Ces crédits soutiennent aussi les actions de terrains des associations, qui agissent utilement pour la vie des quartiers et méritent un financement pérenne. Le béton seul ne change pas les mentalités, il y faut aussi de l'accompagnement social. Quelques mesures nouvelles sont, en outre, financées sur le programme, comme les délégués du Gouvernement ou encore dans le cadre du volet « transport et mobilité » du pilier « cadre de vie et rénovation urbaine » des contrats de ville. Surtout, ces crédits territorialisées s'inscrivent dans une politique de la ville repensée, renouvelée, dont nous verrons, je l'espère, les résultats dans les années à venir.

Avec l'adoption de la loi de programmation pour la ville et la cohésion urbaine, les financements se concentrent désormais sur 1 500 quartiers dont les populations ont les niveaux de revenus les plus bas, dans le cadre de nouveaux contrats de ville, désormais tous signés et de niveau intercommunal. Les dépenses fiscales rattachées à la mission ont fait l'objet d'une importante refonte, pour tenir compte notamment de la nouvelle géographie prioritaire. Elles restent conséquentes puisqu'elles représentent près de 450 millions d'euros pour l'État, soit plus que les crédits budgétaires initialement inscrits pour le programme.

L'enjeu fondamental réside encore et toujours dans la capacité à mobiliser les crédits de droit commun des autres ministères, qui ne doivent pas se défausser sur les crédits de la politique de la ville comme ils sont trop souvent tentés de le faire. Je sais que le ministère chargé de la ville s'y attelle et qu'il espère d'ailleurs renouveler les conventions interministérielles au cours des prochains mois.

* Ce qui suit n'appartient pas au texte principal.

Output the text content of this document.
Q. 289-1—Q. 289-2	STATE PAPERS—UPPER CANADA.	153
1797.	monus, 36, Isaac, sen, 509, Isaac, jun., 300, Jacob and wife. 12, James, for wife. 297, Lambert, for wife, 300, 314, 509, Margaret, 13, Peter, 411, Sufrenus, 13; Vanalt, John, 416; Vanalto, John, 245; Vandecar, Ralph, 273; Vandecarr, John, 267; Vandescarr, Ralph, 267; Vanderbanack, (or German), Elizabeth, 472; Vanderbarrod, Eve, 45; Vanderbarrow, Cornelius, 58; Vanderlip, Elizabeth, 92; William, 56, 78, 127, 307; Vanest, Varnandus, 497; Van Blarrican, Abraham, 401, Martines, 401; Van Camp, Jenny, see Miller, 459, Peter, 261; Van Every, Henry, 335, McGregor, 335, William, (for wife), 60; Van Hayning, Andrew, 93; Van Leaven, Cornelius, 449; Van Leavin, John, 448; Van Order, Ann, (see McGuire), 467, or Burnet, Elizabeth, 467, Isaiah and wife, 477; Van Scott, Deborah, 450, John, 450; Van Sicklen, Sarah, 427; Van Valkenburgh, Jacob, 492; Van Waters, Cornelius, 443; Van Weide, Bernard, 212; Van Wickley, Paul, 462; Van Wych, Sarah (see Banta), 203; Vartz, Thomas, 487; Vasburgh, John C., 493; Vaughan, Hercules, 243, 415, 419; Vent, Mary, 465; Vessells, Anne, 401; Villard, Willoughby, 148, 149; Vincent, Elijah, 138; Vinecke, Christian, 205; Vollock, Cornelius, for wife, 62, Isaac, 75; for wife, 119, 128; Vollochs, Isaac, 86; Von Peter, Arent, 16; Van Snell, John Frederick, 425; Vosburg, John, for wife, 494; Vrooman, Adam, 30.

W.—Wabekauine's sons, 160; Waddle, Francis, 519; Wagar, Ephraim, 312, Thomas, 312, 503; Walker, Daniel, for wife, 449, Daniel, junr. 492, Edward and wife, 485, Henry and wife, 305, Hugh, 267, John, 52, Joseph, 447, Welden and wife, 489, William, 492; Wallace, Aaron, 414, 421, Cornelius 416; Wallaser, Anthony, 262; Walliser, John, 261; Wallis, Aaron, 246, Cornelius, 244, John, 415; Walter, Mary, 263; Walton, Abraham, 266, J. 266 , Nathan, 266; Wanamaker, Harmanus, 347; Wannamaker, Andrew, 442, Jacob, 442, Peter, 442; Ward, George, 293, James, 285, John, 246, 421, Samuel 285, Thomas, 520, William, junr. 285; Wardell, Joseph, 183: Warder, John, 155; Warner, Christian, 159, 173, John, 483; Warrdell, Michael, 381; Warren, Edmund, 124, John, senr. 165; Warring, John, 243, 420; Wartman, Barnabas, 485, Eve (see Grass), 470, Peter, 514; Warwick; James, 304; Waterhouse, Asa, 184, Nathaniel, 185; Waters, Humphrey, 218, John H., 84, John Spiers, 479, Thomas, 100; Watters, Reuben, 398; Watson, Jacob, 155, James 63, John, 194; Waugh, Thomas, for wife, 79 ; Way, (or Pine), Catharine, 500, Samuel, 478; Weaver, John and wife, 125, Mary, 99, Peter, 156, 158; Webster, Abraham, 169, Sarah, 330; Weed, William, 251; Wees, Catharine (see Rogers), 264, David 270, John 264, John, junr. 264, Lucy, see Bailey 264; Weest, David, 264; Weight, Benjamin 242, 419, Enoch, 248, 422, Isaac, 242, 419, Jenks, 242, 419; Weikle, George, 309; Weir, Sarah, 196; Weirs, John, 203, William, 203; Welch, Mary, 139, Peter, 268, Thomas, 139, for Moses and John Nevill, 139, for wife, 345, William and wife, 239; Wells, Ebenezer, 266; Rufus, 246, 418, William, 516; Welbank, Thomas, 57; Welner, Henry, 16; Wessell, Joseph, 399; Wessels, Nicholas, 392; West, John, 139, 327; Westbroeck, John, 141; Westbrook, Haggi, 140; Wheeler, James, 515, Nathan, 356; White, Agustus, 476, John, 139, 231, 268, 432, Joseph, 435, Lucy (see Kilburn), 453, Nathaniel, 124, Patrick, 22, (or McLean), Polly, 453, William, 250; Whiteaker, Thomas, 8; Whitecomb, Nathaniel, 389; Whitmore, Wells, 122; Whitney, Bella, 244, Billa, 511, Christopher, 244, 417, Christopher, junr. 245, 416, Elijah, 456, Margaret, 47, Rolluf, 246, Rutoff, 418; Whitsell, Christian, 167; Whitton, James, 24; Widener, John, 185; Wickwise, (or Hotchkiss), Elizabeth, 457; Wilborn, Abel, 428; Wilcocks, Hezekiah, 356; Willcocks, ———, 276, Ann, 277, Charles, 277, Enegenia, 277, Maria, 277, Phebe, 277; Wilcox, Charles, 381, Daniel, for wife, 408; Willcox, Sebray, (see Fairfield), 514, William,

J'en viens au financement de la rénovation urbaine. Sachant que des décaissements plus importants que prévus doivent être couverts en 2016 au titre du programme national de rénovation urbaine (PNRU), le conseil d'administration de l'Agence nationale pour la rénovation urbaine (Anru) a été conduit à adopter un budget rectificatif en juin dernier, avec 157 millions d'euros supplémentaires. Action logement a été sollicitée à hauteur de 60 millions d'euros, provenant de la « poche » de 100 millions d'euros qui avait justement été prévue pour apporter un éventuel complément de trésorerie dans la convention conclue entre Action logement, l'État et l'Anru. Le reste devrait être couvert par la trésorerie de l'agence.

En 2017, la gestion financière de l'Anru et de ses programmes restera très tendue et nécessitera probablement qu'Action logement attribue, outre les 850 millions d'euros prévus, les 40 millions d'euros restant disponibles en vertu de la convention. À cet égard, la proposition du Gouvernement de supprimer, à l'article 17, l'affectation d'une partie du produit de la taxe sur les bureaux en Île-de-France à Action logement, pour l'attribuer au Fonds national d'aide au logement (Fnal), ne m'enthousiasme guère. Encore une fois, c'est déshabiller l'aide à la pierre pour habiller l'aide à la personne ! Cette somme correspondait à la compensation du relèvement à 20 salariés, au lieu de 10, du seuil de contribution des employeurs à la participation des employeurs à l'effort de construction (PEEC) et c'est un assez mauvais tour joué à Action logement, qui finance le nouveau programme national de renouvellement urbain (NPNRU) à hauteur de 4 milliards d'euros sur la période 2014-2024.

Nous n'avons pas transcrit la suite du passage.